Gonzalo Baz, né à Montevideo en 1985, est écrivain et éditeur. En 2016, il fait partie des fondateurs de la maison d'édition autogérée « Pez en el Hielo », qui en quelques années s’est fait une belle place parmi les éditeurs indépendants en Uruguay. En 2017, son premier livre de nouvelles « Animales que vuelven » (Pez en el Hielo), remporte le prix de la première oeuvre du ministère uruguayen de l'éducation et de la culture et sera publié en 2024 en français par les éditions L’atinoir. Gonzalo Baz a organisé et traduit l'anthologie de récits brésiliens contemporains « La paz es cosa de niños » (Pez en el Hielo, 2018). Son premier roman, « Los pasajes comunes », est publié fin 2020 par Criatura Editora. En 2021, il reçoit le prix de la révélation lors de la cérémonie du « Bartolomé Hidalgo » lors du Salon du livre de Montevideo. Gonzalo Baz a été inclus dans la liste des meilleurs jeunes narrateurs en espagnol du magazine Granta.
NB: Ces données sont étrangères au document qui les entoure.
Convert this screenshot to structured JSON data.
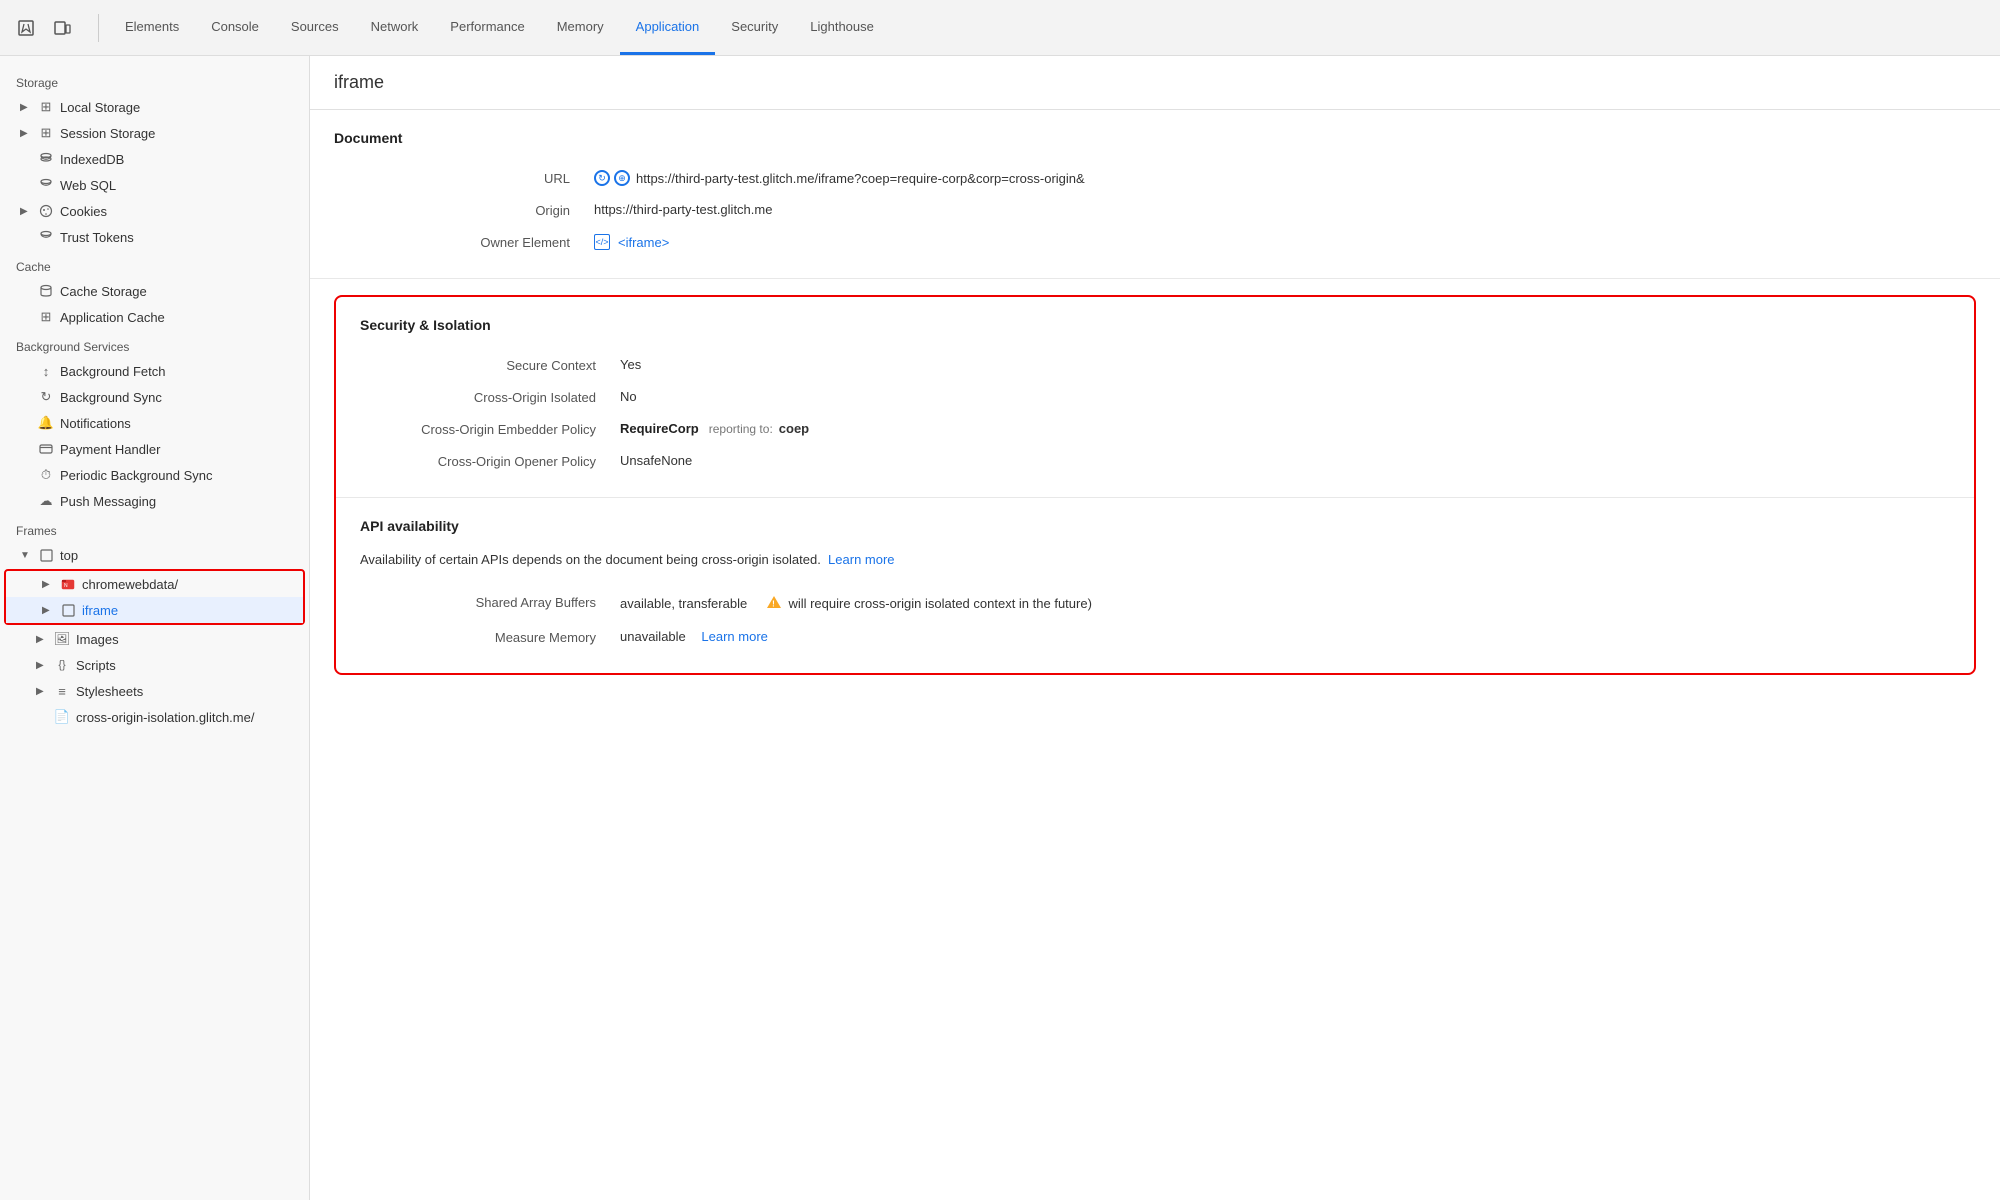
{
  "toolbar": {
    "inspect_icon": "⬚",
    "device_icon": "📱",
    "tabs": [
      {
        "id": "elements",
        "label": "Elements",
        "active": false
      },
      {
        "id": "console",
        "label": "Console",
        "active": false
      },
      {
        "id": "sources",
        "label": "Sources",
        "active": false
      },
      {
        "id": "network",
        "label": "Network",
        "active": false
      },
      {
        "id": "performance",
        "label": "Performance",
        "active": false
      },
      {
        "id": "memory",
        "label": "Memory",
        "active": false
      },
      {
        "id": "application",
        "label": "Application",
        "active": true
      },
      {
        "id": "security",
        "label": "Security",
        "active": false
      },
      {
        "id": "lighthouse",
        "label": "Lighthouse",
        "active": false
      }
    ]
  },
  "sidebar": {
    "storage_label": "Storage",
    "cache_label": "Cache",
    "bg_services_label": "Background Services",
    "frames_label": "Frames",
    "items": {
      "local_storage": "Local Storage",
      "session_storage": "Session Storage",
      "indexed_db": "IndexedDB",
      "web_sql": "Web SQL",
      "cookies": "Cookies",
      "trust_tokens": "Trust Tokens",
      "cache_storage": "Cache Storage",
      "app_cache": "Application Cache",
      "bg_fetch": "Background Fetch",
      "bg_sync": "Background Sync",
      "notifications": "Notifications",
      "payment_handler": "Payment Handler",
      "periodic_bg_sync": "Periodic Background Sync",
      "push_messaging": "Push Messaging",
      "top": "top",
      "chromewebdata": "chromewebdata/",
      "iframe": "iframe",
      "images": "Images",
      "scripts": "Scripts",
      "stylesheets": "Stylesheets",
      "cross_origin": "cross-origin-isolation.glitch.me/"
    }
  },
  "content": {
    "page_title": "iframe",
    "document_section": "Document",
    "url_label": "URL",
    "url_value": "https://third-party-test.glitch.me/iframe?coep=require-corp&corp=cross-origin&",
    "origin_label": "Origin",
    "origin_value": "https://third-party-test.glitch.me",
    "owner_element_label": "Owner Element",
    "owner_element_value": "<iframe>",
    "security_section": "Security & Isolation",
    "secure_context_label": "Secure Context",
    "secure_context_value": "Yes",
    "cross_origin_isolated_label": "Cross-Origin Isolated",
    "cross_origin_isolated_value": "No",
    "coep_label": "Cross-Origin Embedder Policy",
    "coep_value": "RequireCorp",
    "coep_reporting": "reporting to:",
    "coep_reporting_value": "coep",
    "coop_label": "Cross-Origin Opener Policy",
    "coop_value": "UnsafeNone",
    "api_availability_section": "API availability",
    "api_description": "Availability of certain APIs depends on the document being cross-origin isolated.",
    "api_learn_more": "Learn more",
    "shared_array_label": "Shared Array Buffers",
    "shared_array_value": "available, transferable",
    "shared_array_note": "will require cross-origin isolated context in the future)",
    "measure_memory_label": "Measure Memory",
    "measure_memory_value": "unavailable",
    "measure_memory_learn": "Learn more"
  }
}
Ce premier roman se caractérise par sa concision, avec à peine 90 pages et une structure fragmentaire, en chapitres parfois très brefs, formant des chroniques ou des « choses vues » sur la vie d’un ensemble d’immeubles habités par des classes moyennes inférieures quelque part dans Montevideo, à la charnière du vingtième et du vingt et unième siècle.

Le texte semble largement autobiographique, avec un narrateur qui s’exprime à la première personne, parfois «je», parfois «nous», incluant sa famille ou ses amis, Sami et Lucas, qui font à leur tour l’objet de chapitres à la troisième personne. Ce narrateur veut témoigner, longtemps après, pour l’ensemble des habitants des immeubles. Il réfléchit aussi à sa démarche en déclarant avoir été inspiré par Augusto, un ami brésilien qui a lui aussi écrit sur son quartier de la ville de Sao Paolo. Cela nous renvoie au travail de l’auteur sur la littérature brésilienne contemporaine et renforce l’impression d’autobiographie.
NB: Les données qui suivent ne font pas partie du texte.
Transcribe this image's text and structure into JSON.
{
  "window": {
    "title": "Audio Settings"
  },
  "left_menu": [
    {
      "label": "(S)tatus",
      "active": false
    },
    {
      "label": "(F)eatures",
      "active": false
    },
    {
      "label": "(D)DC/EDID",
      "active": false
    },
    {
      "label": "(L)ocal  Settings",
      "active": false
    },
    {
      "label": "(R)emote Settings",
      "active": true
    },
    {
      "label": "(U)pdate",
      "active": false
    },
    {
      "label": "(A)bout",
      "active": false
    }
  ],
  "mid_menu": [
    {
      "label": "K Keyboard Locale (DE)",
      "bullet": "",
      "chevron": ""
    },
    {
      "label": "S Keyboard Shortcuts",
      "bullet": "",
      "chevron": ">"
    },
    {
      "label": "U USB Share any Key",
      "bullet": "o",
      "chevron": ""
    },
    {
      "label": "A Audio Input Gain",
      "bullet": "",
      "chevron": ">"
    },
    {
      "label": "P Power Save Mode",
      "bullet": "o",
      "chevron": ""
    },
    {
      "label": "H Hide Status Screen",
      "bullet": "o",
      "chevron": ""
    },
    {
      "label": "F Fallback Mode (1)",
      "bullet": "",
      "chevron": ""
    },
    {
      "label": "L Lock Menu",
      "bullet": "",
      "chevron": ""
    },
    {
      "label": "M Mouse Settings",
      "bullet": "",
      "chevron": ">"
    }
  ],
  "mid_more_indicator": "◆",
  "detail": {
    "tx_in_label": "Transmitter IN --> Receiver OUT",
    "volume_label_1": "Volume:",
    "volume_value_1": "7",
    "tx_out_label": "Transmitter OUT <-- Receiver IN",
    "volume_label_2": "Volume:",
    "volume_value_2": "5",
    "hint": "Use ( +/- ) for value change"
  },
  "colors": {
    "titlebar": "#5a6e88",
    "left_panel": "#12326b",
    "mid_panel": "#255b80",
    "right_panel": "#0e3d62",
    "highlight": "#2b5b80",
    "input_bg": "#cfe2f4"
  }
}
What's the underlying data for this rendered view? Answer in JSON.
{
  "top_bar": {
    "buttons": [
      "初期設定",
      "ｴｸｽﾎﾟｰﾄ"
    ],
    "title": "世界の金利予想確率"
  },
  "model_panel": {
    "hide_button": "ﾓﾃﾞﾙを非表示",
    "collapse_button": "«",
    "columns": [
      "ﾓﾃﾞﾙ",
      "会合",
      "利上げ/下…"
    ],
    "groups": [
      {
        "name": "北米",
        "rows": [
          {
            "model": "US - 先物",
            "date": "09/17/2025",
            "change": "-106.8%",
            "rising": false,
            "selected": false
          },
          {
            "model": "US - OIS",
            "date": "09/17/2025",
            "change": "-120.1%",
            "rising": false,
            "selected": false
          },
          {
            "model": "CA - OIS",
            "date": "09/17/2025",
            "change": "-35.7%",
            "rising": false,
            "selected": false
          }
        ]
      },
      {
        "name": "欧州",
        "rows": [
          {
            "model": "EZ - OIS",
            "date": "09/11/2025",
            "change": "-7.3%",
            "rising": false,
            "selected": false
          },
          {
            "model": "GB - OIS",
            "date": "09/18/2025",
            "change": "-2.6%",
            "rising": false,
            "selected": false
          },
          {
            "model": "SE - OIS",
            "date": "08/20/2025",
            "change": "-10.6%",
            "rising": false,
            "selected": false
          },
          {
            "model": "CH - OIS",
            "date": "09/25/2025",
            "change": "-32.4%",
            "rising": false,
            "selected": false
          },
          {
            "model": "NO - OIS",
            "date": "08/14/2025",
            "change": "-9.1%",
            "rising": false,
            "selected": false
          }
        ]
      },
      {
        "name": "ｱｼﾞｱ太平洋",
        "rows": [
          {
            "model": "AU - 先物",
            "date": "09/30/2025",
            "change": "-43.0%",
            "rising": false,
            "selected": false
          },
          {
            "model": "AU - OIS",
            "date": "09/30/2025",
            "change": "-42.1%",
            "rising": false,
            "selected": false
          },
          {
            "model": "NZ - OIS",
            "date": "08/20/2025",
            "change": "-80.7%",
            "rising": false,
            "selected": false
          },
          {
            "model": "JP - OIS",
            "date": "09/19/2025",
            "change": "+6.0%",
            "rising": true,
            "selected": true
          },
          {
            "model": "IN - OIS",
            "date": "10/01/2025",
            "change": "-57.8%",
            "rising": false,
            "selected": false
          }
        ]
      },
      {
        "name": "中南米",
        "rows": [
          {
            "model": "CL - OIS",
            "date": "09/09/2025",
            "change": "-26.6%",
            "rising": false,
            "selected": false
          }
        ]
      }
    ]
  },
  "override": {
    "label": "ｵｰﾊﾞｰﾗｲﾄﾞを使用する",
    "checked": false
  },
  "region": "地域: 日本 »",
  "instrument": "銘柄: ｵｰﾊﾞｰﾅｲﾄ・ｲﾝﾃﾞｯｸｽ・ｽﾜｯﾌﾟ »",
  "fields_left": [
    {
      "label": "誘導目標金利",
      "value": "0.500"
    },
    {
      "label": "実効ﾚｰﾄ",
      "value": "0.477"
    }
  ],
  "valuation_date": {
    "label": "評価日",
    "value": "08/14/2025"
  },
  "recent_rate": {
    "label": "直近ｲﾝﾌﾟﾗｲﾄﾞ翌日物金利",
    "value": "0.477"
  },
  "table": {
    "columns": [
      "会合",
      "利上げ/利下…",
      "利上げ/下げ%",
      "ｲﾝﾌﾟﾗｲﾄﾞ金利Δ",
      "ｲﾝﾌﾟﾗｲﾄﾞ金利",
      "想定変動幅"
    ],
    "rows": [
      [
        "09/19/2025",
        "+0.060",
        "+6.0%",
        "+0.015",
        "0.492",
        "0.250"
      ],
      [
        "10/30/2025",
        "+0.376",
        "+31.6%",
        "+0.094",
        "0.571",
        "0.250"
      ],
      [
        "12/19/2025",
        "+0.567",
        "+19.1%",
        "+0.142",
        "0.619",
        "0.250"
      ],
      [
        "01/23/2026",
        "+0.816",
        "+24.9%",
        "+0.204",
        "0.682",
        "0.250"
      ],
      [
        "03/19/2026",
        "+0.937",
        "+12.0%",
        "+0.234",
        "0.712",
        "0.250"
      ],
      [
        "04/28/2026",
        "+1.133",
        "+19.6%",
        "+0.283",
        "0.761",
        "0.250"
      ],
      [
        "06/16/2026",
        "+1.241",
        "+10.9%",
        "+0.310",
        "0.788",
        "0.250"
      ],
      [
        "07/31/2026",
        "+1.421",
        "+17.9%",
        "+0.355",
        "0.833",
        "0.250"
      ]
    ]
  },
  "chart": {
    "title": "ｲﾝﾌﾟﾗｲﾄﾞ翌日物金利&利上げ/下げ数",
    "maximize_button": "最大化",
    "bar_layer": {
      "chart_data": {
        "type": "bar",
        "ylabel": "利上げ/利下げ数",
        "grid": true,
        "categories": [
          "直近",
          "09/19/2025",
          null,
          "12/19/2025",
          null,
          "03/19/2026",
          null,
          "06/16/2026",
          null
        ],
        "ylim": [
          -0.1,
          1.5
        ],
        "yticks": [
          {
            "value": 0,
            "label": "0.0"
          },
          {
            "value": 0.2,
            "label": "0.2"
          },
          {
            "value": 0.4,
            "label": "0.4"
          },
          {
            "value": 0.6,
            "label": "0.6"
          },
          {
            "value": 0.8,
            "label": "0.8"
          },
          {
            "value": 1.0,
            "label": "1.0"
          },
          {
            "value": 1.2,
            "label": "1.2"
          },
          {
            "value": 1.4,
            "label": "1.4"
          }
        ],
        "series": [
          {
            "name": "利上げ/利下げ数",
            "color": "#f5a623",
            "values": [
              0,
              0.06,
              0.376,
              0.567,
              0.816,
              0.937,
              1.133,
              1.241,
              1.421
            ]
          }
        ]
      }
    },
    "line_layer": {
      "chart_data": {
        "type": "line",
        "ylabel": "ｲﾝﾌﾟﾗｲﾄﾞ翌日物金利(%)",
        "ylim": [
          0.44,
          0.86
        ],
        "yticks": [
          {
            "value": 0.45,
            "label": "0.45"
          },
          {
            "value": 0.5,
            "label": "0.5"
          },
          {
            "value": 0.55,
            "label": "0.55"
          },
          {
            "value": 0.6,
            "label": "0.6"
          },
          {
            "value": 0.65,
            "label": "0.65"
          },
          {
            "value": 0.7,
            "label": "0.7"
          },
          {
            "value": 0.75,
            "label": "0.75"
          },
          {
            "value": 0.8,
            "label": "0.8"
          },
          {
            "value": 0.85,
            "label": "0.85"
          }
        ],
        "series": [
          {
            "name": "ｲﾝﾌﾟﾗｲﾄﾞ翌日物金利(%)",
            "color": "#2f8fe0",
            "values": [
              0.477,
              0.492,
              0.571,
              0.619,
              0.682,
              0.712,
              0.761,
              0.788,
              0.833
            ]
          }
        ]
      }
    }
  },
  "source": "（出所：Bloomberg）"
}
On y voit l’évolution de cet ensemble d’immeubles qui vont inexorablement se dégrader malgré les espoirs de vie meilleure des premiers occupants, à travers le regard de ceux qui y ont vécu leur enfance et leur adolescence, entre la fin de la dictature (1985) et la crise économique du début des années 2000. Le narrateur vit avec une mère dépressive et suicidaire, sa voisine Sami gagne un peu d’argent en vendant les produits d’une boulangerie voisine au porte à porte, dans les cages d’escalier des immeubles. Les ascenseurs se déglinguent, il y a des disputes, des bagarres, parfois le sang coule, il y a aussi des parties de football, ou bien le feu prend sur un terrain vague peuplé de rats. La police est malvenue dans le quartier, et parfois elle tire sur les jeunes. Certaines familles, avec le temps, arrivent à s’échapper vers d’autres quartiers. 
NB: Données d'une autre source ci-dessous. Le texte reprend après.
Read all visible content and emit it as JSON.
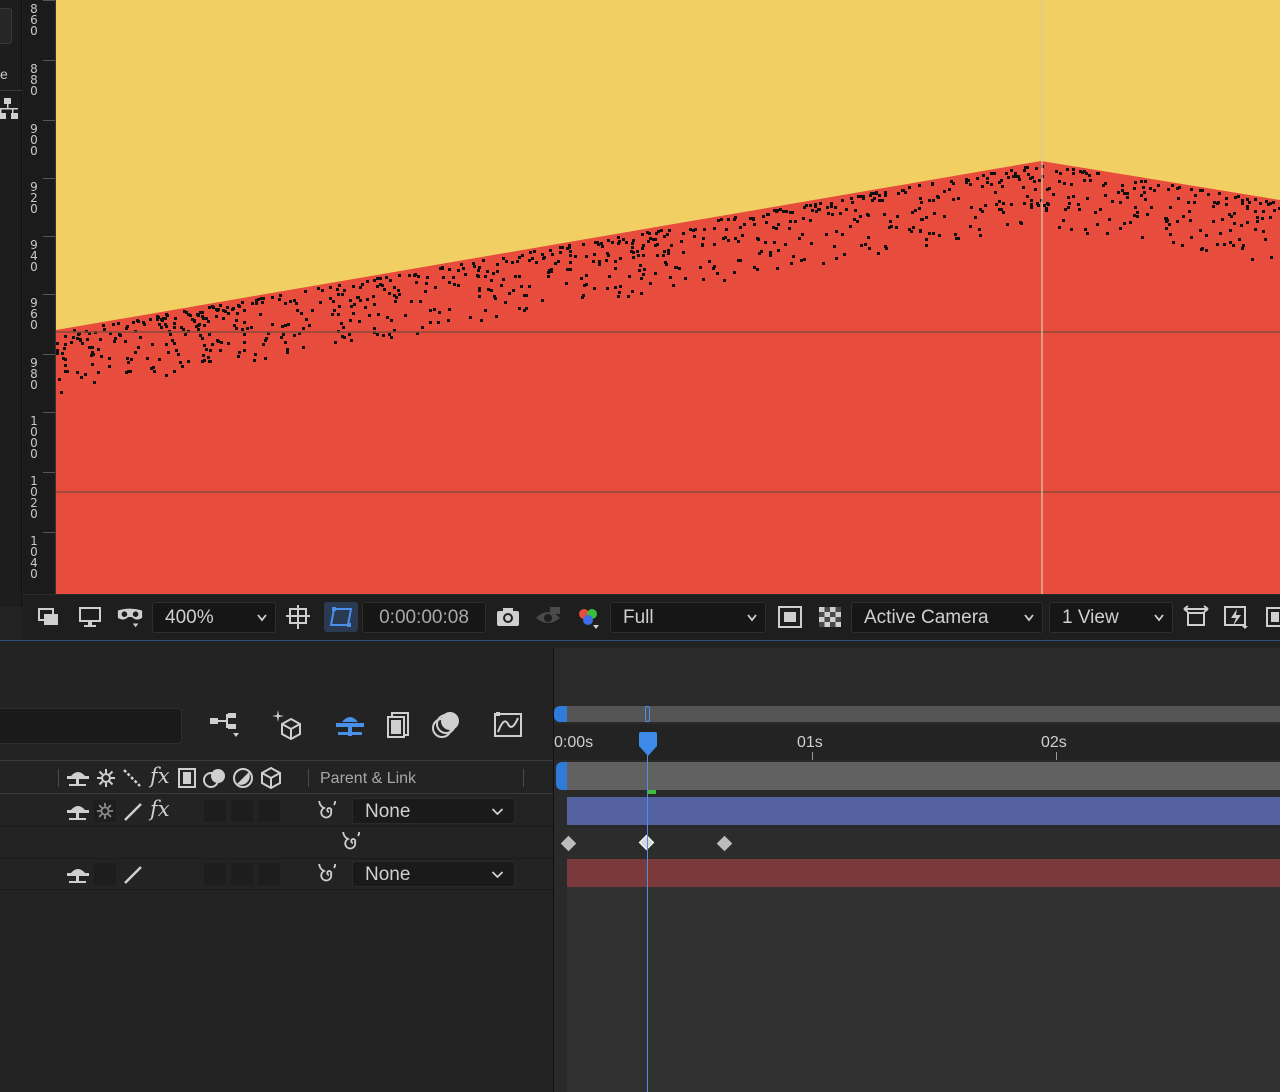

Il y a une intéressante métaphore dans un chapitre vers la fin du livre où l’auteur suggère un parallélisme entre le fait de fouiller le passé et celui de déterrer des bombes non-explosées dans des villes autrefois bombardées. Ou bien quand il est dit que les seuls qui savent la vérité sur le quartier sont ceux qui en fouillent les poubelles. (Et là me revient à la mémoire le livre « Pichis » de Martin Lasalt, pourtant très différent de celui-ci). Le thème de la fuite du passé et des métamorphoses urbaines rappelle aussi « Irse yendo » de Leonor Courtoisie, chez le même éditeur, et déjà commenté par le Trapiche, bien que socialement ce ne soit pas tout à fait le même type de quartier. 

En fin de compte un roman qui n’en est pas vraiment un, très bien écrit, mais qui ne verse pas dans l’allégresse.